Make a rich custard and precook the filling ingredients
For the custard, I use only cream and fresh eggs. Some cooks try to lighten the mix by using milk or even (horrors) low-fat milk, but this is a mistake. The whole point of a tart or quiche is the rich, binding nature of the custard. Skimp on the custard and you’ll get a watery, sad-looking tart.
I generally blend the cream and eggs by hand with a whisk. Once they’re well combined, I add a pinch of salt, a few grinds of pepper, and any other herbs or spices (a pinch of nutmeg or cayenne is a good addition). You can make the custard hours ahead, as long as you cover and refrigerate it, but don’t hold it for long once the filling ingredients are added to it.
Cheese is a natural marriage with custard, and here you can be creative. Goat cheese, blue cheese (especially the mild Gorgonzola dolce), and Stilton are wonderful with custards, as are Gruyère and Comté. I also like to use fresh herbs like parsley, thyme, sage, chervil, and sometimes a bit of rosemary. Keep in mind that milder herbs, like parsley, chervil, and dill—lose some of their oomph when cooked, so use generous amounts.

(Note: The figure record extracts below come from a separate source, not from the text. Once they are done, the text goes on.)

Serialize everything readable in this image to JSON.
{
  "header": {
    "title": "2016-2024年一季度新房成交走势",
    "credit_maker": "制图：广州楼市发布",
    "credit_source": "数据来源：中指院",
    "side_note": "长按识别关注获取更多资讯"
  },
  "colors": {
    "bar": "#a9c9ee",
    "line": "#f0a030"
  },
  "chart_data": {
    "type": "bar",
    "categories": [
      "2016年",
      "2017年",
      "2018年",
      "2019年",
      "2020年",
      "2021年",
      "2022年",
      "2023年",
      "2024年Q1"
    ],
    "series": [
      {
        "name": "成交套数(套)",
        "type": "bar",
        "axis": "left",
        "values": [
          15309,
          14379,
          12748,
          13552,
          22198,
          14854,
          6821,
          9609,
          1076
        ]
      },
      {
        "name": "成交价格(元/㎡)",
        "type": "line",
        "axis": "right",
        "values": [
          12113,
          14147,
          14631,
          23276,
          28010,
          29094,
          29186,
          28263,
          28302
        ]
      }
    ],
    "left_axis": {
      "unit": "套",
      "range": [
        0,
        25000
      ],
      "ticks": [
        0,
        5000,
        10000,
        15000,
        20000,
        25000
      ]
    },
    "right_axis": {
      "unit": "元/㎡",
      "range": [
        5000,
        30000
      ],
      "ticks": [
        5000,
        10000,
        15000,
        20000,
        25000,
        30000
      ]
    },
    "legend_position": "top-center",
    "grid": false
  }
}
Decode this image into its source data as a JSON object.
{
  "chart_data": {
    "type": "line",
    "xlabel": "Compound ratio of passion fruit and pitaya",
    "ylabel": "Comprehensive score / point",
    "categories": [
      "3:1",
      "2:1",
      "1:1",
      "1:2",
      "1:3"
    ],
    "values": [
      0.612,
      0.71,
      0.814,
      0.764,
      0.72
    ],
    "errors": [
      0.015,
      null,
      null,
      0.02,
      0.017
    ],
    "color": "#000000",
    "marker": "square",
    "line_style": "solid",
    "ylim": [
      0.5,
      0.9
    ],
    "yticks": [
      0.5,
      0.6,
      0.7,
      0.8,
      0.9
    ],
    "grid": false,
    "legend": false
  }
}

The most successful quiches or tarts are made with members of the allium family: onions, leeks, chives, or scallions. I find it’s best to precook these, and most other filling ingredients, so that they don’t leak moisture into the tart. Sauté leeks, shallots, and onions in butter and then cool and drain them well. Be sure to cook meats like sausage and bacon and drain them of all fat.
Once all the filling ingredients are prepared, carefully ladle the custard and filling into the shell. Be careful not to overfill, as the custard will puff, and if the custard seeps over the sides, you’ll have a heck of a time getting the tart unmolded.